Characterization of Soil Hydraulic Properties from Morphological Features and Land Use.
Xiaobo Zhou, The Pennsylvinia State University, 116 ASI Building, University Park, PA 16802, Hangsheng Lin, Pennsylvania State Univ., University Park, PA 16802, and Ed White, USDA-NRCS, One Credit Union Place, Ste 340, Harrisburg, PA 17110.
The estimation of soil hydraulic properties is a critical step in understanding and quantifying water flow and solute transport in the vadose zone, and their knowledge is essential for runoff/erosion control, ground water quantity and quality protection, watershed management, land use planning, precision agriculture, and ecosystem functions. Soil hydraulic properties are affected by soil properties and land use, hence a dynamic soil properties database including use-dependent soil properties will benefit diverse agricultural, environmental, and ecological applications.
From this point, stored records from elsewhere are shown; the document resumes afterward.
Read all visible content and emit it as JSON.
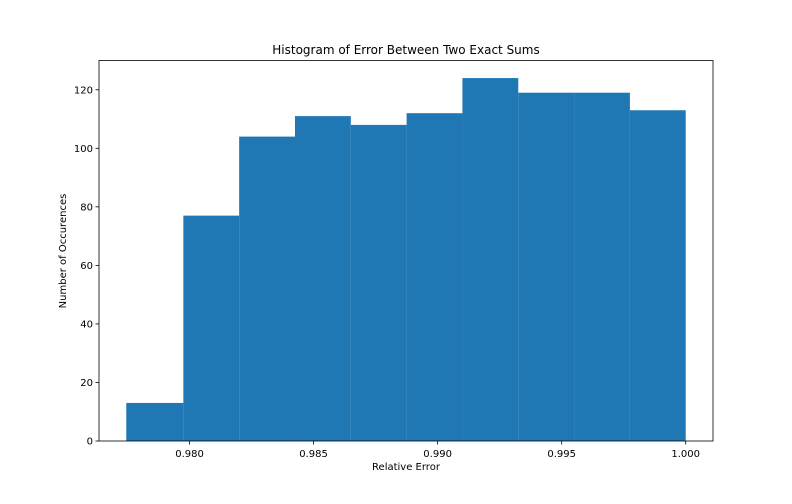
{
  "chart_data": {
    "type": "bar",
    "title": "Histogram of Error Between Two Exact Sums",
    "xlabel": "Relative Error",
    "ylabel": "Number of Occurences",
    "bin_edges": [
      0.97745,
      0.97975,
      0.982,
      0.98425,
      0.9865,
      0.98875,
      0.991,
      0.99325,
      0.9955,
      0.99775,
      1.0
    ],
    "values": [
      13,
      77,
      104,
      111,
      108,
      112,
      124,
      119,
      119,
      113
    ],
    "xlim": [
      0.97635,
      1.0011
    ],
    "ylim": [
      0,
      130
    ],
    "x_ticks": [
      0.98,
      0.985,
      0.99,
      0.995,
      1.0
    ],
    "x_tick_labels": [
      "0.980",
      "0.985",
      "0.990",
      "0.995",
      "1.000"
    ],
    "y_ticks": [
      0,
      20,
      40,
      60,
      80,
      100,
      120
    ],
    "y_tick_labels": [
      "0",
      "20",
      "40",
      "60",
      "80",
      "100",
      "120"
    ],
    "bar_color": "#1f77b4",
    "grid": false,
    "legend": "none"
  }
}
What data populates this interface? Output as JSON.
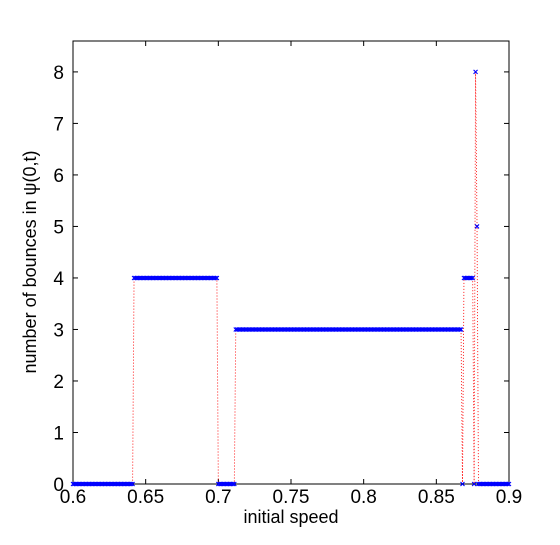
{
  "chart_data": {
    "type": "scatter",
    "title": "",
    "xlabel": "initial speed",
    "ylabel": "number of bounces in ψ(0,t)",
    "xlim": [
      0.6,
      0.9
    ],
    "ylim": [
      0,
      8.6
    ],
    "xticks": [
      "0.6",
      "0.65",
      "0.7",
      "0.75",
      "0.8",
      "0.85",
      "0.9"
    ],
    "yticks": [
      "0",
      "1",
      "2",
      "3",
      "4",
      "5",
      "6",
      "7",
      "8"
    ],
    "grid": false,
    "marker": "x",
    "marker_color": "#0000ff",
    "line_color": "#ff0000",
    "line_style": "dotted",
    "step": 0.001,
    "segments": [
      {
        "x_start": 0.6,
        "x_end": 0.641,
        "y": 0
      },
      {
        "x_start": 0.642,
        "x_end": 0.699,
        "y": 4
      },
      {
        "x_start": 0.7,
        "x_end": 0.711,
        "y": 0
      },
      {
        "x_start": 0.712,
        "x_end": 0.867,
        "y": 3
      },
      {
        "x_start": 0.868,
        "x_end": 0.868,
        "y": 0
      },
      {
        "x_start": 0.869,
        "x_end": 0.875,
        "y": 4
      },
      {
        "x_start": 0.876,
        "x_end": 0.876,
        "y": 0
      },
      {
        "x_start": 0.877,
        "x_end": 0.877,
        "y": 8
      },
      {
        "x_start": 0.878,
        "x_end": 0.878,
        "y": 5
      },
      {
        "x_start": 0.879,
        "x_end": 0.9,
        "y": 0
      }
    ]
  }
}
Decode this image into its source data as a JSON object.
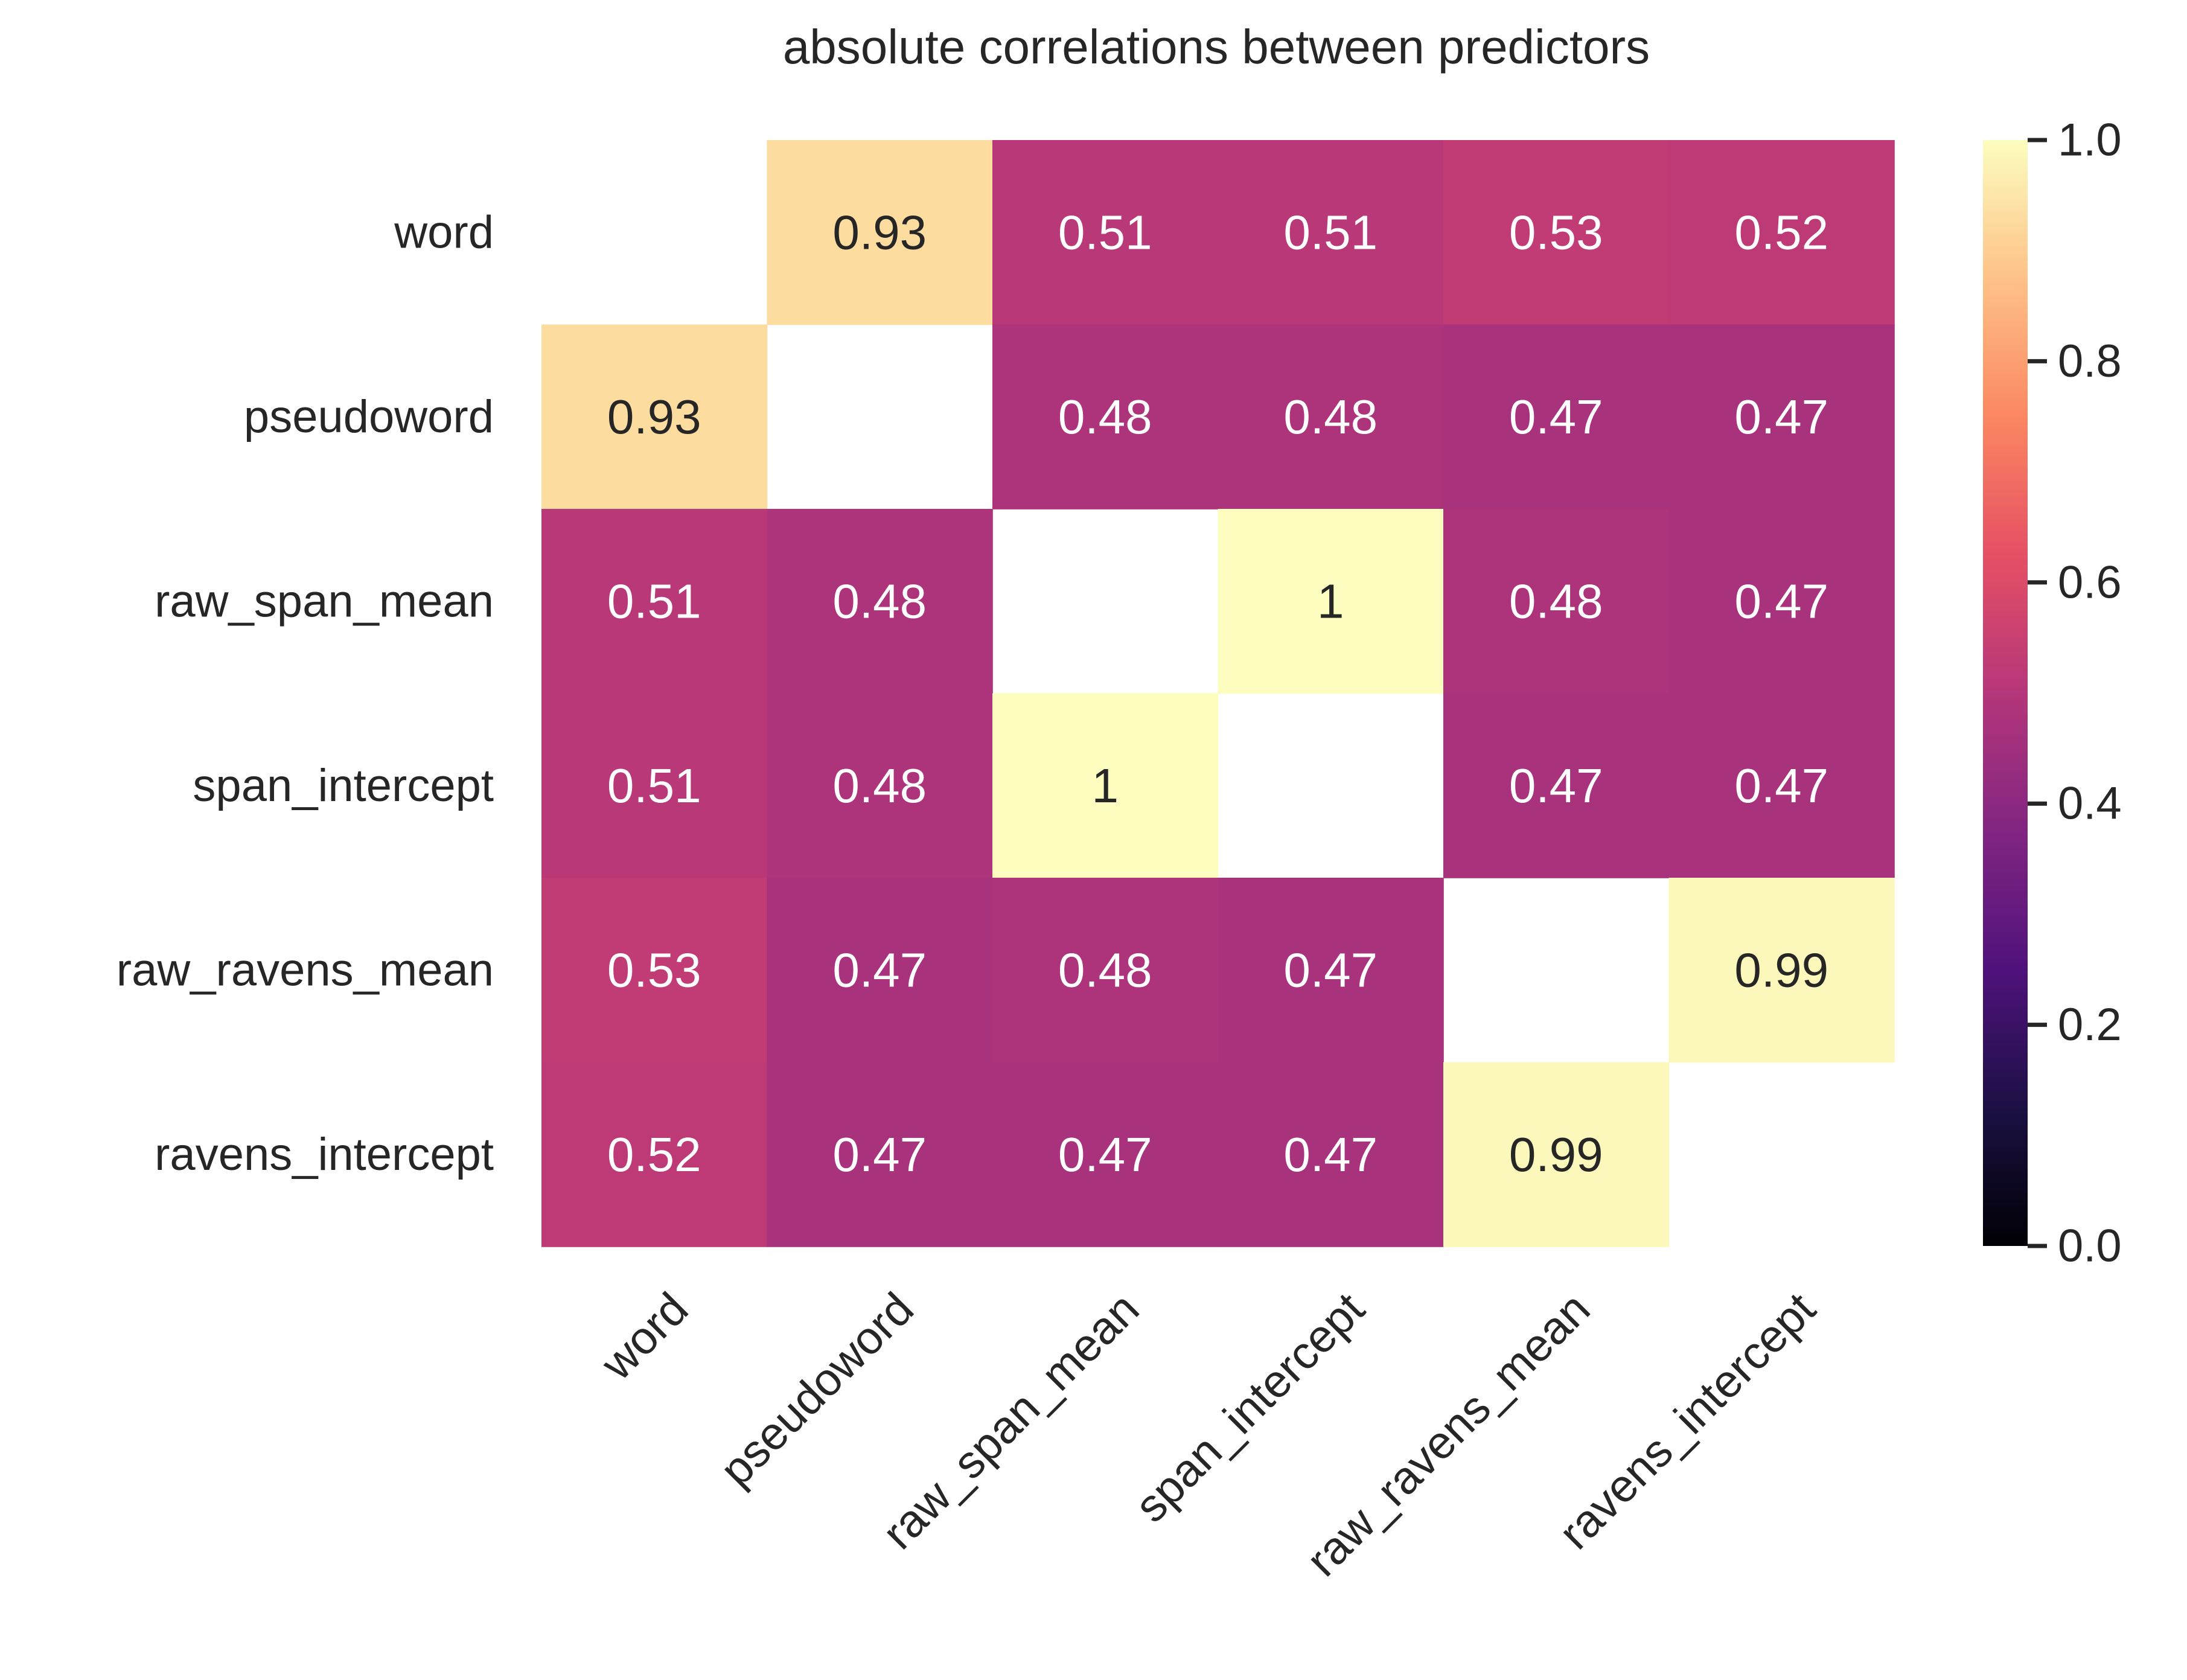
{
  "chart_data": {
    "type": "heatmap",
    "title": "absolute correlations between predictors",
    "row_labels": [
      "word",
      "pseudoword",
      "raw_span_mean",
      "span_intercept",
      "raw_ravens_mean",
      "ravens_intercept"
    ],
    "column_labels": [
      "word",
      "pseudoword",
      "raw_span_mean",
      "span_intercept",
      "raw_ravens_mean",
      "ravens_intercept"
    ],
    "values": [
      [
        null,
        0.93,
        0.51,
        0.51,
        0.53,
        0.52
      ],
      [
        0.93,
        null,
        0.48,
        0.48,
        0.47,
        0.47
      ],
      [
        0.51,
        0.48,
        null,
        1.0,
        0.48,
        0.47
      ],
      [
        0.51,
        0.48,
        1.0,
        null,
        0.47,
        0.47
      ],
      [
        0.53,
        0.47,
        0.48,
        0.47,
        null,
        0.99
      ],
      [
        0.52,
        0.47,
        0.47,
        0.47,
        0.99,
        null
      ]
    ],
    "annotations": [
      [
        "",
        "0.93",
        "0.51",
        "0.51",
        "0.53",
        "0.52"
      ],
      [
        "0.93",
        "",
        "0.48",
        "0.48",
        "0.47",
        "0.47"
      ],
      [
        "0.51",
        "0.48",
        "",
        "1",
        "0.48",
        "0.47"
      ],
      [
        "0.51",
        "0.48",
        "1",
        "",
        "0.47",
        "0.47"
      ],
      [
        "0.53",
        "0.47",
        "0.48",
        "0.47",
        "",
        "0.99"
      ],
      [
        "0.52",
        "0.47",
        "0.47",
        "0.47",
        "0.99",
        ""
      ]
    ],
    "colormap": "magma",
    "colorbar": {
      "range": [
        0.0,
        1.0
      ],
      "ticks": [
        0.0,
        0.2,
        0.4,
        0.6,
        0.8,
        1.0
      ],
      "tick_labels": [
        "0.0",
        "0.2",
        "0.4",
        "0.6",
        "0.8",
        "1.0"
      ],
      "placement": "right"
    },
    "colors": {
      "text_dark": "#262626",
      "text_light": "#ffffff",
      "masked_cell": "#ffffff"
    }
  }
}
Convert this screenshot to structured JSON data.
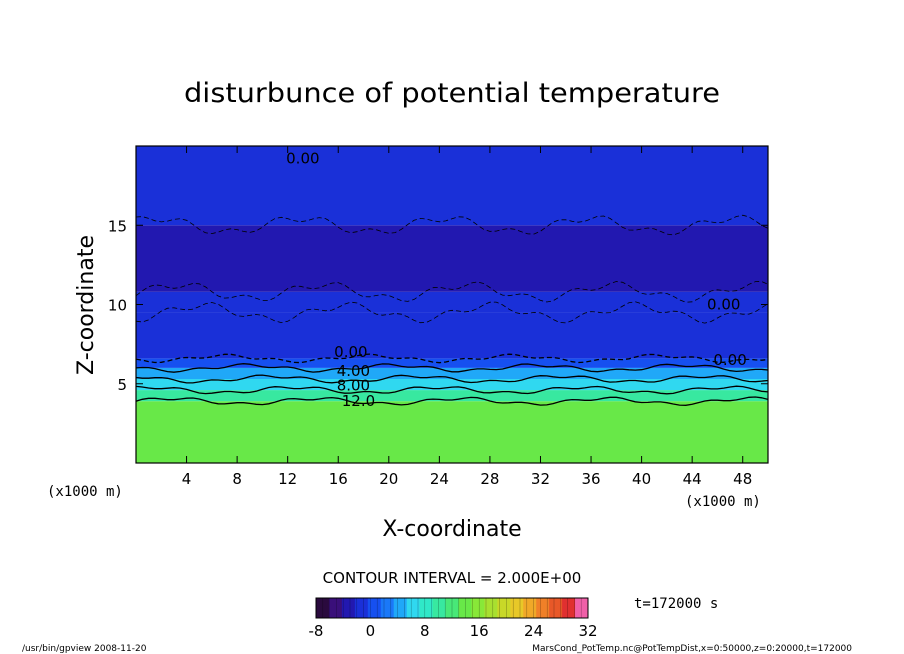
{
  "chart_data": {
    "type": "heatmap",
    "title": "disturbunce of potential temperature",
    "xlabel": "X-coordinate",
    "ylabel": "Z-coordinate",
    "x_unit_left": "(x1000 m)",
    "x_unit_right": "(x1000 m)",
    "xlim": [
      0,
      50
    ],
    "ylim": [
      0,
      20
    ],
    "x_ticks": [
      4,
      8,
      12,
      16,
      20,
      24,
      28,
      32,
      36,
      40,
      44,
      48
    ],
    "y_ticks": [
      5,
      10,
      15
    ],
    "contour_interval_label": "CONTOUR INTERVAL = 2.000E+00",
    "time_label": "t=172000 s",
    "colorbar": {
      "min": -8,
      "max": 32,
      "ticks": [
        -8,
        0,
        8,
        16,
        24,
        32
      ],
      "colors": [
        "#2a0a3e",
        "#3a0f7a",
        "#2218b0",
        "#1a30d8",
        "#1650f0",
        "#1a78f8",
        "#20a8f8",
        "#30d8f0",
        "#30e8c8",
        "#38e8a0",
        "#48e878",
        "#68e848",
        "#88e838",
        "#a8e030",
        "#c8d828",
        "#e8c828",
        "#f0a828",
        "#f08028",
        "#e85828",
        "#e03030",
        "#f060a8"
      ]
    },
    "contour_labels": [
      {
        "text": "0.00",
        "x": 13.2,
        "z": 19.2
      },
      {
        "text": "0.00",
        "x": 17.0,
        "z": 7.0
      },
      {
        "text": "4.00",
        "x": 17.2,
        "z": 5.8
      },
      {
        "text": "8.00",
        "x": 17.2,
        "z": 4.9
      },
      {
        "text": "12.0",
        "x": 17.6,
        "z": 3.9
      },
      {
        "text": "0.00",
        "x": 46.5,
        "z": 10.0
      },
      {
        "text": "0.00",
        "x": 47.0,
        "z": 6.5
      }
    ],
    "field_bands": [
      {
        "z0": 0,
        "z1": 3.9,
        "value": 14
      },
      {
        "z0": 3.9,
        "z1": 4.6,
        "value": 11
      },
      {
        "z0": 4.6,
        "z1": 5.3,
        "value": 7
      },
      {
        "z0": 5.3,
        "z1": 6.0,
        "value": 4
      },
      {
        "z0": 6.0,
        "z1": 6.6,
        "value": 1
      },
      {
        "z0": 6.6,
        "z1": 9.5,
        "value": -2
      },
      {
        "z0": 9.5,
        "z1": 10.8,
        "value": -1
      },
      {
        "z0": 10.8,
        "z1": 15.0,
        "value": -2.5
      },
      {
        "z0": 15.0,
        "z1": 20.0,
        "value": -1.5
      }
    ]
  },
  "footer": {
    "left": "/usr/bin/gpview   2008-11-20",
    "right": "MarsCond_PotTemp.nc@PotTempDist,x=0:50000,z=0:20000,t=172000"
  }
}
Our study characterizes and compares the surface and subsurface hydraulic properties soil properties of various soil series under different land uses, using in situ and laboratory measurements. Four soil series with contrasting textures and parent materials were selected. For each soil series studied, four distinct land uses (woodland, pasture, cropland, urban) were chosen to investigate the impacts of land use on soil hydraulic properties. The soil core samples were collected at each infiltration site to determine surface and subsurface saturated hydraulic conductivities in the laboratory. Other soil properties of each site, including initial soil moisture, bulk density, soil structure, macroporosity, and root density, were also investigated to help understand and interpret the hydraulic properties difference among different soil series and land use, as well as their temporal changes.The results showed the influence of various macropore sizes in different soils on soil hydraulic conductivity. The sandstone-derived Joanna and Morrison series generally had considerable higher water conductivities than the schist-derived Glenelg. Glenelg soil has a platy structure that inhibits infiltration as compared to the Morrison sub-angular blocky structure causing more infiltration. The infiltration rates in spring season were generally greater than those in fall season, particularly in cropland.